When you use the standard public API (api.telegram.org), your bot makes simple, stateless HTTP requests. However, Telegram's core servers do not speak HTTP; they communicate using a custom, highly encrypted, and stateful protocol called MTProto.
The public api.telegram.org server acts as a translator. It maintains persistent MTProto connections to Telegram's core network on your behalf so you do not have to.
When you run the Local Bot API Server, you are moving that translator to your own machine. Consequently, your local server must now handle the MTProto protocol.

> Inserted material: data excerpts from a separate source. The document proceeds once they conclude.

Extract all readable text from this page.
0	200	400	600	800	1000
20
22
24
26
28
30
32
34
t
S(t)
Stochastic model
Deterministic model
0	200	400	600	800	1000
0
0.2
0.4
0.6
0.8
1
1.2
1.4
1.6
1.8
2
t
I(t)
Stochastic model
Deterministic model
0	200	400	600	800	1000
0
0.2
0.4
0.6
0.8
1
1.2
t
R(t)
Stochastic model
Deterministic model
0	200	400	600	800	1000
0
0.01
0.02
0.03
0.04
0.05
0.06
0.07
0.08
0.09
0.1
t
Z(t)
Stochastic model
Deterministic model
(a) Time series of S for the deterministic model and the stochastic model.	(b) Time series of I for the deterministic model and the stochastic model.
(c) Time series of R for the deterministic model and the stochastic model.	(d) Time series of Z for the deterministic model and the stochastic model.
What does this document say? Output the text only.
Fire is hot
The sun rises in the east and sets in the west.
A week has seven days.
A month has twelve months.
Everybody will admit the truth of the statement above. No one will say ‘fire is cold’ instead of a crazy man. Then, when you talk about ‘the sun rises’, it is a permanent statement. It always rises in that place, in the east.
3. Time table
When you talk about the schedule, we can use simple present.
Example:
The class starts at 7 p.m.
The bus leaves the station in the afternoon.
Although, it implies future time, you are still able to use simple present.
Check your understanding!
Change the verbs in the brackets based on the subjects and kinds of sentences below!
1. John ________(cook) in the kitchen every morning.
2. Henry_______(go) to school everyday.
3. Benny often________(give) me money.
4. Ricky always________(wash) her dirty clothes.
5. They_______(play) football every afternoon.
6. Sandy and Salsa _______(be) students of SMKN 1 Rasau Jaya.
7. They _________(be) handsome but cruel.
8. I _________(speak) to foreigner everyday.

Here is why that requires a persistent connection and a continuously running server:
1. Stateful Cryptographic Handshakes: Establishing an MTProto connection is expensive. It requires complex cryptographic handshakes to generate session keys. If you try to run the local server in an ephemeral environment (like spinning it up in AWS Lambda only when you want to send a file), it would have to negotiate a brand new MTProto session from scratch every single time.
2. Latency and Rate Limiting: Performing that handshake on every request adds massive latency. More importantly, repeatedly opening and closing MTProto connections to Telegram's core servers will look like a DDoS attack or a malfunctioning client. Telegram's automated systems will likely rate-limit or temporarily ban your bot's IP address for connection spam.
3. Local Database State: The Local Bot API Server maintains a local database on the disk to track file IDs, update sequence numbers, and session states. It expects to hold locks on these files and manage them continuously in the background.
While your bot's code can be executed ephemerally (e.g., waking up only when a webhook is received), the Local Bot API Server it communicates with is designed exclusively as a long-running daemon that holds a persistent MTProto TCP connection to Telegram.